Government's subsidy burden to exceed budget estimates to Rs 4.2 lakh crore in FY25: BoB report
Government's subsidy burden for FY25 is set to exceed budget estimates, rising to Rs 4.1-4.2 lakh crore, largely due to higher food and fertilizer subsidies. This follows an increase in MSPs for Rabi crops and higher import costs driven by a stron...

The report said that the increase is driven primarily due to higher expenses on food and fertilizer subsidies, which are expected to exceed the budgeted allocation.
It said, "overall subsidy burden is expected to rise to approx. Rs 4.1-4.2 lakh crore in FY25. From that level, the burden is expected to come down to approx. Rs 4 lakh crore in the next financial year".
The government had allocated a budget estimate of Rs 3.8 lakh crore for major subsidies, including food, fertilizer, and petroleum, for FY25.
The recent report, however, indicates that this allocation is likely to be surpassed by around 10 per cent, following a rise in the minimum support price (MSP) for Rabi crops for the marketing season 2025-26.
The report highlights that Fertilizer subsidies alone are expected to exceed the budget by 9-10 per cent. This is driven by a stronger US dollar, which has raised import costs.

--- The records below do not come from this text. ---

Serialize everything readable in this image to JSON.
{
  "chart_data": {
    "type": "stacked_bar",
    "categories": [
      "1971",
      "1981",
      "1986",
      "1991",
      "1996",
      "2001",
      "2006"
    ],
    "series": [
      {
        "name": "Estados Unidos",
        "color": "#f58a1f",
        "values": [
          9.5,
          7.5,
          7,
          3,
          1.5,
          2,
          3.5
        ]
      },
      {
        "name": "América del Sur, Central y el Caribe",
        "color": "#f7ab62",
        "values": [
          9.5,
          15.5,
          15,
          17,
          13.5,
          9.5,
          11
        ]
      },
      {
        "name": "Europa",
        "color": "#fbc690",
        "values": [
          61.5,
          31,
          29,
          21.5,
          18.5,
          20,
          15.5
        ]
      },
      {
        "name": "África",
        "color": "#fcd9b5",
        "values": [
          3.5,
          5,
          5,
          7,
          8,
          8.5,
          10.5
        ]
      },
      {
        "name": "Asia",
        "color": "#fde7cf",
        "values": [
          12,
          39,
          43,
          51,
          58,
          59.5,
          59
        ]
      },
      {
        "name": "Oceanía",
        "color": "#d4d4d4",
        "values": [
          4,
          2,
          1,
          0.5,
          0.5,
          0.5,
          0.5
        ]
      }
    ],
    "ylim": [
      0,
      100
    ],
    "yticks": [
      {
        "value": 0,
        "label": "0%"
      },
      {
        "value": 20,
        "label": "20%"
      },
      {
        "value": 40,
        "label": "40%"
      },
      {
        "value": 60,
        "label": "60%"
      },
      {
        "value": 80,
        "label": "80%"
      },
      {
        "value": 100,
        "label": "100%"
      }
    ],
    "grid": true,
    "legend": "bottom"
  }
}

The government is providing greater financial support to prevent a rise in retail prices. Consequently, the overall subsidy burden is projected to touch Rs 4.1-4.2 lakh crore in FY25.
Relief in FY26
There is some relief expected in FY26 as the as the government is expected to rationalise subsidies. The total subsidy burden is forecast to reduce to around Rs 4 lakh crore, with a major decline expected in food subsidies. These subsidies are projected to be contained between Rs 2-2.1 lakh crore. The report also said that the government's gross borrowing target for FY25, set at Rs 14.01 lakh crore, with net borrowing pegged at Rs 11.63 lakh crore.
In FY26, net borrowing is expected to ease to Rs 10.8 lakh crore, while gross borrowing, including repayments of Rs 4.2 lakh crore, is projected to be around Rs 15 lakh crore.
The focus is expected to shift towards limiting debt levels, aided by an anticipated rate-cutting cycle by the Reserve Bank of India, which could lower deposit rates and make small savings funds more accessible.